Probable crux: Cognitive transparency is actually easy for advanced agencies. It’s difficult for a human to prove to a distant human that they have the means to build and deploy a torturizer without actually doing it. It wouldn’t be difficult for brains that were designed to be capable of proving the state of their beliefs, and AGI participating in a community with other AGI would want to be capable of that. (The contemporary analog is trusted computing. The number of coordination problems it could solve for us, today, if it were fully applied, is actually depressing.)
There would still be uncertainties as a result of mutual comprehensibility issues, but they could turn out to be of negligible importance, especially once nobody’s lying any more.
Obviously it is not clear why “acausal trade issues” would be “spiritual” or what you mean by those terms.
So what?
Ah, sorry—I missed the acausal assumption in the post. I generally ignore such those explorations, as I don’t think “decision” is the right word without causality and conditional probability.
I think you’re right that cognitive transparency is a crux. I strongly doubt it’s possible to be mutual, or possible between agents near each other in cognitive power. It may be possible for a hyperintelligence to understand/predict a human-level intelligence, but in that case the human is so outclassed that “trade” is the wrong word, and “manipulation” or “slavery” (or maybe “absorption”) is a better model.

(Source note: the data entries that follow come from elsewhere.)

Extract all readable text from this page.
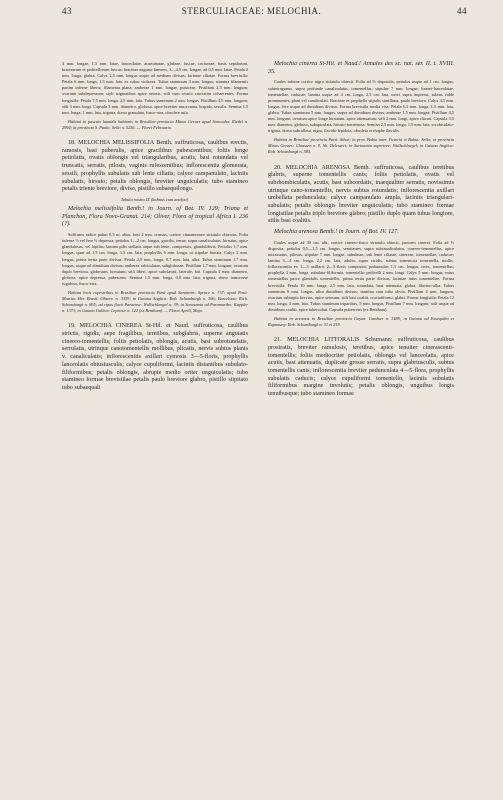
43	STERCULIACEAE: MELOCHIA.	44

4 mm. longae, 1,5 mm. latae, lanceolatae, acuminatae, glabrae, fuscae, coriaceae; basis sepalorum, bractearum et pedicellorum fuscus; bracteae anguste lineares, 3—4,5 cm. longae, ad 0,5 mm. latae. Petala 2 mm. longa, glabra. Calyx 2,5 mm. longus usque ad medium divisus; laciniae ciliatae. Forma brevistila: Petala 6 mm. longa, 1,5 mm. lata, ex rubro violacea. Tubus staminum 3 mm. longus; stamina filamentis partim inferne liberis; filamenta plana; antherae 1 mm. longae, puniceae. Pistillum 2,5 mm. longum; ovarium subdepressum; styli stigmatibus apice setosis; stili cum ovario cruciatim cohaerentes. Forma longistila: Petala 7,5 mm. longa, 2,5 mm. lata. Tubus staminum 2 mm. longus. Pistillum 4,5 mm. longum; stili 3 mm. longi. Capsula 3 mm. diametro, globosa, apice breviter mucronata, hispida, sessilis. Semina 1,5 mm. longa, 1 mm. lata, trigona, dorso granulata, fusco-atra, obsolete rufa.

Habitat in pascuis humidis bahianis in Brasiliae provincia Minas Geraes apud Sorocaba: Riedel n. 2994; in provincia S. Paulo: Sello n. 5256. — Floret Februario.

18. MELOCHIA MELISSIFOLIA Benth. suffruticosa, caulibus erectis, ramosis, basi puberulis, apice gracilibus pubescentibus; foliis longe petiolatis, ovatis oblongis vel triangularibus, acutis, basi rotundatis vel truncatis, serratis, pilosis, vaginis rufescentibus; inflorescentia glomerata, sessili, prophyllis subulatis sub lente ciliatis; calyce campanulato, laciniis subulatis, hirsuto; petalis oblongis, breviter unguiculatis; tubo stamineo petalis triente breviore, diviso, pistillo subaequilongo.

Tabula nostra IX (habitus cum analysi).

Melochia melissifolia Benth.! in Journ. of Bot. IV. 129; Triana et Planchon, Flora Novo-Granat. 214; Oliver, Flora of tropical Africa I. 236 (?).

Suffrutex radice palari 0,5 m. altus, basi 2 mm. crassus, cortice cinnamomeo striatulo obtectus. Folia inferne ⅓ vel fere ⅔ depressa; petiolus 1—2 cm. longus, gracilis, tenue, supra canaliculatus, hirsutus, apice glandulosus, vel bipilus; lamina pilis stellatis atque sub lente, compressis, glanduliferis; Petiolus 1,7 mm. longus, quae ad 1,5 cm. longa, 1,5 cm. lata; prophyllis 6 mm. longa, ut stipulae lineata. Calyx 2 mm. longus, prima tertia parte divisus. Petala 2,5 mm. longa, 0,7 mm. lata, alba. Tubus staminum 1,7 mm. longus, usque ad dimidium divisus; antherae orbiculatae, subglobosae. Pistillum 1,7 mm. longum; ovarium duplo breviora, globosum, hirsutum; stili liberi, apice subclavati, laterale, lati. Capsula 2 mm. diametro, globosa, apice depressa, pubescens. Semina 1,5 mm. longa, 0,8 mm. lata, trigona, dorso transverse rugulosa, fusco-atra.

Habitat locis rupestribus in Brasiliae provincia Pará apud Santarem: Spruce n. 737; apud Pará: Martius Her. Brasil. Observ. n. 3359; in Guiana Anglica: Rob. Schomburgk n. 366; Barcelona: Rich. Schomburgk n. 865; ad ripas fluvii Paraense: Wullschlaegel n. 39; in Surinamia ad Paramaribo: Kappler n. 1373; in Guiana Gallica: Leprieur n. 122 (ex Bentham). — Floret Aprili, Majo.

19. MELOCHIA CINEREA St-Hil. et Naud. suffruticosa, caulibus strictis, rigidis, aepe fragilibus, teretibus, subglabris, superne anguiatis cinereo-tomentellis; foliis petiolatis, oblongis, acutis, basi subrotundatis, serrulatis, utrinque canotomentellis mollibus, plicatis, nervis subtus planis v. canaliculatis; inflorescentiis axillari cymosis 3—5-floris, prophyllis lanceolatis obtusiusculis; calyce cupuliformi, laciniis distantibus subulato-filiformibus; petalis oblongis, abrupte medio oriter unguiculatis; tubo stamineo formae brevistilae petalis paulo breviore glabro, pistillo stipitato tubo subaequali

Melochia cinerea St-Hil. et Naud.! Annales des sc. nat. sér. II. t. XVIII. 35.

Caules inferne cortice nigro striatulo obtecti. Folia ad ⅔ dispositis; petiolus usque ad 1 cm. longus, subtetragonus, supra profunde canaliculatus, tomentellus; stipulae 7 mm. longae, lineari-lanceolatae, tomentellae, caducae; lamina usque ad 4 cm. longa, 2,5 cm. lata, nervi supra impressi, subtus valde prominentes, plani vel canaliculati. Bracteae et prophylla stipulis simillima, paulo breviora. Calyx 4,5 mm. longus, fere usque ad dimidium divisus. Forma brevistila media visa: Petala 6,5 mm. longa, 1,5 mm. lata, glabra. Tubus staminum 5 mm. longus, usque ad dimidium divisus; antherae 1,5 mm. longae. Pistillum 4,5 mm. longum; ovarium apice longe hirsutum, apice attenuatum; stili 2 mm. longi, apice clavati. Capsula 3,5 mm. diametro, globosa, subapiculata, hirsuto-tomentosa. Semina 2,5 mm. longa, 1,5 mm. lata, scrobiculato-trigona, dorso subcallosa, nigra, flavido-lepidota, obsoleta et rhaphe flavidis.

Habitat in Brasiliae provincia Pará: Sibur; in prov. Bahia inter Victoria et Bahia: Sello; in provincia Minas Geraes: Claussen n. 9, lib. Delessert; in Surinamia superiore: Wullschlaegel; in Guiana Anglica: Rob. Schomburgk n. 585.

20. MELOCHIA ARENOSA Benth. suffruticosa, caulibus teretibus glabris, superne tomentellis canis; foliis petiolatis, ovatis vel subrhombiculatis, acutis, basi subcordatis, inaequaliter serratis, novissimis utrinque cano-tomentellis, nervis subtus rotundatis; inflorescentia axillari umbellata pedunculata; calyce campanulato ampla, laciniis triangulari-subulatis; petalis oblongis breviter unguiculatis; tubo stamineo formae longistilae petalis triplo breviore glabro; pistillo duplo quam tubus longiore, stilis basi coalitis.

Melochia arenosa Benth.! in Journ. of Bot. IV. 127.

Caules usque ad 30 cm. alti, cortice cinereo-fusco striatulo obtecti, juniores cinerei. Folia ad ⅔ disposita; petiolus 0,5—1,5 cm. longus, semiterres, supra subcanaliculatus, cinereo-tomentellus, apice incrassatus, pilosus; stipulae 7 mm. longae, subulatae, sub lente ciliatae, cinereae, tomentellae, caducae; lamina 3—4 cm. longa, 2,2 cm. lata, adulta, supra viridis, subtus tomentosa tomentella, mollis. Inflorescentia ex 1—3 axillaris 2—5-floris composita; pedunculus 1,5 cm. longus, teres, tomentellus; prophylla 3 mm. longa, subulato-filiformia, tomentella; pedicelli 2 mm. longi. Calyx 5 mm. longus, extus tomentellus parce glandulis tomentellis, prima tertia parte divisus, laciniae intus tomentellae. Forma brevistila: Petala 10 mm. longa, 2,5 mm. lata, rotundata, basi attenuata, glabra, lilacino-alba. Tubus staminum 6 mm. longus, ultra dimidium divisus; stamina cum tubo obvia. Pistillum 4 mm. longum; ovarium subtriplo brevius, apice setosum; stili basi coaliti, cruciatiformi, glabri. Forma longistila: Petala 12 mm. longa, 3 mm. lata. Tubus staminum tripartitus, 5 mm. longus. Pistillum 7 mm. longum; stili usque ad dimidium coaliti, apice tuberculati. Capsula pubescens (ex Bentham).

Habitat in arenosis in Brasiliae provincia Goyaz: Gardner n. 3489; in Guiana ad Essequibo et Rupununy: Rob. Schomburgk n. 31 et 519.

21. MELOCHIA LITTORALIS Schumann: suffruticosa, caulibus prostratis, breviter ramulosis, teretibus, apice tenuiter cinerascenti-tomentellis; foliis mediocriter petiolatis, oblongis vel lanceolatis, apice acutis, basi attenuatis, duplicate grosse serratis, supra glabriusculis, subtus tomentellis canis; inflorescentia breviter pedunculata 4—5-flora, prophyllis subulatis caducis; calyce cupuliformi tomentello, laciniis subulatis filiformibus margine involutis; petalis oblongis, unguibus longis tenuibusque; tubo stamineo formae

You don’t have to be able to simulate something to trust it for this or that. EG, the specification of alphazero is much simpler than the final weights, and knowing its training process, without knowing its weights, you can still trust that it will never, say, take a bribe to throw a match. Even if it comprehended bribery, we know from its spec info that it’s solely interested in winning whatever match it’s currently playing, and no sum would be enough.
To generalize, if we know something’s utility function, and if we know it had a robust design, even if we know nothing else about its history, we know what it’ll do.
A promise-keeping capacity is a property utility functions can have.
Yeah, definitely cruxy. It may be a property that utility functions could have, but it’s not a property that any necessarily do have. Moreover, we have zero examples of robust-designed agents with known utility functions, so it’s extremely unclear whether that will become the norm, let alone the universal assumption.